Going Beyond Compliance to Build a Culture of Security
Maru Group is an international organization with employees from Buenos Aries to Vancouver working with many of the world’s leading brands. With the increasing amount of cyber attacks, especially coronavirus phishing scams, plus the need to maintain compliance requirements, security awareness training was a must-have.
In this case study with Senior Security Analyst, Omar Parbudin, learn firsthand about:
- Why they decided as an organization to pursue ISO certification and how they rolled out their security awareness program
- Ways to overcame initial objections from employees not wanting to do security training
- How they use Curricula with DeeDee as their cyber security culture leader
The good thing about Curricula is everyone is loving it. We love DeeDee. We try to sneak her in wherever we can as part of our security awareness training routine.
Like many information technology leaders, Omar was not the original decision-maker for his security awareness training software. Omar started at Maru as a help desk assistant and then grew with the organization as they scaled, acquiring multiple companies along the way.
As a growing organization, there was a big push forward for the company to obtain its ISO certification. One of those criteria is to have a security training program for employees. Since Omar had some experience in security awareness, he said he took ownership of the platform as Curricula’s administrator and ran with it.
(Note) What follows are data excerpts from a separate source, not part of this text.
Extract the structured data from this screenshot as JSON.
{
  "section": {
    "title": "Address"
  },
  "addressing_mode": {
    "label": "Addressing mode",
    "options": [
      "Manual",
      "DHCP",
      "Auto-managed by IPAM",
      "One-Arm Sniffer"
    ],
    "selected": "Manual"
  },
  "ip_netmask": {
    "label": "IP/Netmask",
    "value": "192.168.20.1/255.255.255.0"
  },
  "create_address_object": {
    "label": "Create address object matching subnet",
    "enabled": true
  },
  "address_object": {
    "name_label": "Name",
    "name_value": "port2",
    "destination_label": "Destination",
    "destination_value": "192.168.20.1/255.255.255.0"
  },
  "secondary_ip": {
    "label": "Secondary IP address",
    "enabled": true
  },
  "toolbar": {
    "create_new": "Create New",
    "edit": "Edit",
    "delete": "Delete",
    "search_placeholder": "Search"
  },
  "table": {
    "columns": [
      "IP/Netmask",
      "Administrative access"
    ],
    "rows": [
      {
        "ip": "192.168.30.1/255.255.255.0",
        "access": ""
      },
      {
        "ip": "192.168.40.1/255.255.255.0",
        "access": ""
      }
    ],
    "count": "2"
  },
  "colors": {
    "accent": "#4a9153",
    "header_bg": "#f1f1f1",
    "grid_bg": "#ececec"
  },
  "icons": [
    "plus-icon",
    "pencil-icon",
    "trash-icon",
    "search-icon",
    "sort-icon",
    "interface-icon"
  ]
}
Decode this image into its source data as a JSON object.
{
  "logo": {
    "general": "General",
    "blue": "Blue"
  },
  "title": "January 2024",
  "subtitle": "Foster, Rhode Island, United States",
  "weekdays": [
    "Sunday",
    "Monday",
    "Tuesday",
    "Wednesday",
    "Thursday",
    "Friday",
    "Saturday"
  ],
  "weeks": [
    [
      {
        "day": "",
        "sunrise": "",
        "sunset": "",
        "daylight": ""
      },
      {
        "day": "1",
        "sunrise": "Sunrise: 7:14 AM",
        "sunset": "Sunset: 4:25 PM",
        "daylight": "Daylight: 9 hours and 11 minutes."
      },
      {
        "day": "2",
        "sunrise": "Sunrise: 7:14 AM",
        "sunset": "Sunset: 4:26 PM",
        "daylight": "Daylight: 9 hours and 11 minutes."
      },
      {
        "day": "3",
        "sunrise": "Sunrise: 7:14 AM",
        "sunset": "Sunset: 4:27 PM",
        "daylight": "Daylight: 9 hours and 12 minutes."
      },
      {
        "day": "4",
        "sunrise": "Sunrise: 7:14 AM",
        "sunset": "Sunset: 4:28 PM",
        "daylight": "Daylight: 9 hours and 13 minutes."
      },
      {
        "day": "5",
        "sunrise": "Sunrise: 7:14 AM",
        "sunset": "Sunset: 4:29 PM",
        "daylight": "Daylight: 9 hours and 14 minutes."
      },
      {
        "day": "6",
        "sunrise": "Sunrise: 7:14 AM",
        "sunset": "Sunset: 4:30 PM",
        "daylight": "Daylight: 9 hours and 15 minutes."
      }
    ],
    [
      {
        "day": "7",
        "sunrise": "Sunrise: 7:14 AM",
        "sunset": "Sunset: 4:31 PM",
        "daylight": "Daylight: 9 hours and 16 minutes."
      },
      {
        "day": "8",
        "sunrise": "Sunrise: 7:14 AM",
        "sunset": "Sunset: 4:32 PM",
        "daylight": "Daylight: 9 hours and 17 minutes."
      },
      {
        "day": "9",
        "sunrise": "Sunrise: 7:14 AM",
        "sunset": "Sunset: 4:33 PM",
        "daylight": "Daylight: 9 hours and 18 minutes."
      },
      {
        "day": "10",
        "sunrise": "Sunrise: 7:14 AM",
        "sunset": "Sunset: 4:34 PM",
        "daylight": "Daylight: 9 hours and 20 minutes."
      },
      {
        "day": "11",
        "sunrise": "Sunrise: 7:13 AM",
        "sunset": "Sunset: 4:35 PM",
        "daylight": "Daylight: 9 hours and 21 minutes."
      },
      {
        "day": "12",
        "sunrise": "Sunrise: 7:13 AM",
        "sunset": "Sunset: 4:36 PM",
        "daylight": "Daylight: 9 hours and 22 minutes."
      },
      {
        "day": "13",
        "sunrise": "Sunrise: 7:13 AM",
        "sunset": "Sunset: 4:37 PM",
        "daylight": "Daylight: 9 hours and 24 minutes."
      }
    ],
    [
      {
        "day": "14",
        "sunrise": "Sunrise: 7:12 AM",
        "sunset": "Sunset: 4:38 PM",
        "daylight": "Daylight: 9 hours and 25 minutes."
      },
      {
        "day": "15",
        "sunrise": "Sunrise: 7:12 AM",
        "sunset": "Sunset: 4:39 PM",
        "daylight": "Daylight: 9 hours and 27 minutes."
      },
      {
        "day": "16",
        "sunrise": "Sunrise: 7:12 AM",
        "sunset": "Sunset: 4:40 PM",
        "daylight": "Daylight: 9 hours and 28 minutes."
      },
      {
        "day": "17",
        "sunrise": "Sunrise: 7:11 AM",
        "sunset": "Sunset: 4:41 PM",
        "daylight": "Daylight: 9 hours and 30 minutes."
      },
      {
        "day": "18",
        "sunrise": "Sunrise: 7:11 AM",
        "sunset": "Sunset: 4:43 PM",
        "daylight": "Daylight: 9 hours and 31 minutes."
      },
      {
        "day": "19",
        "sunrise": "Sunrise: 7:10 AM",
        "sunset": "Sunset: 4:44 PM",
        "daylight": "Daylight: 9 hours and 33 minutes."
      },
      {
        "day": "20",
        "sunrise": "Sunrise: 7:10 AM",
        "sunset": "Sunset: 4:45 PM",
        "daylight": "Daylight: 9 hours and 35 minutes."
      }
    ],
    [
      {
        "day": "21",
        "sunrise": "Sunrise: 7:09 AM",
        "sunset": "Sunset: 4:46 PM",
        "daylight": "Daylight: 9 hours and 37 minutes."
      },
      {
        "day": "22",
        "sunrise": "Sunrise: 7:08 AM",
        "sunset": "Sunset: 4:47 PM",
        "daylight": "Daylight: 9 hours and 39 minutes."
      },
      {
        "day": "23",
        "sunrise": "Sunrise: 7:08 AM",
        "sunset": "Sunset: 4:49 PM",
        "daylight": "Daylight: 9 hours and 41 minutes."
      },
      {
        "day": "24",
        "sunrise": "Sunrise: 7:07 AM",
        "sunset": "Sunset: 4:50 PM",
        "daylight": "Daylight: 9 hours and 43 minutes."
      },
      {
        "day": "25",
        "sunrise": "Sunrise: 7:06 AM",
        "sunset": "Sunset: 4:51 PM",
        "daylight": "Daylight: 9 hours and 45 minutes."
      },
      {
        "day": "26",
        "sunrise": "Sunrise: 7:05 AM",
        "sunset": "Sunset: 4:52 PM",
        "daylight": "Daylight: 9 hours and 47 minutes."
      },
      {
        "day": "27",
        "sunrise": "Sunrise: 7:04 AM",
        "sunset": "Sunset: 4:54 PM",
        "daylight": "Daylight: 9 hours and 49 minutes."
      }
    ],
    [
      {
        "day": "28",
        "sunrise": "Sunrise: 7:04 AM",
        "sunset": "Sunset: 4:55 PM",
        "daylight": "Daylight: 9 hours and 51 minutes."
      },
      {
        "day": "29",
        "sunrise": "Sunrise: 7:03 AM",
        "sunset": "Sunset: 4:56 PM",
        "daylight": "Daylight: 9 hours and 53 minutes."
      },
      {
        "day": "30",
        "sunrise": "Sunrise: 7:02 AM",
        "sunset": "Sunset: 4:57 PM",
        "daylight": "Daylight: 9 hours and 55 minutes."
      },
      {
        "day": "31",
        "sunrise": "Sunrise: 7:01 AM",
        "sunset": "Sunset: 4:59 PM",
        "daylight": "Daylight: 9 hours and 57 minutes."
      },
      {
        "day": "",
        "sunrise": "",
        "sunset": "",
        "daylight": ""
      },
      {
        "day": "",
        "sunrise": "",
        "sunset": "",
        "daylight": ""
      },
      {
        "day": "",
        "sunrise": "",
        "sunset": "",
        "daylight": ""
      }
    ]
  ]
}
The Main Benefits of Using Curricula
In addition to the necessity of having security training to check the box for compliance requirements, Omar cited another important reason that with phishing scams increasing by the bucketload, he understood how essential it was for his team to run phishing simulations along with Curricula’s animated training content.
“It’s a great, fun approach to learning that encourages education,” Omar said. “I knew we had this tool and had to push it.”
When it came time to roll out Curricula to their employees, Omar explained there was some initial pushback from the executive team all the way down to the end-users. “Employees said things like, ‘we don’t have time’ or ‘we’re too busy,’” Omar explained. “But once everyone in the company tried Curricula, they loved it!”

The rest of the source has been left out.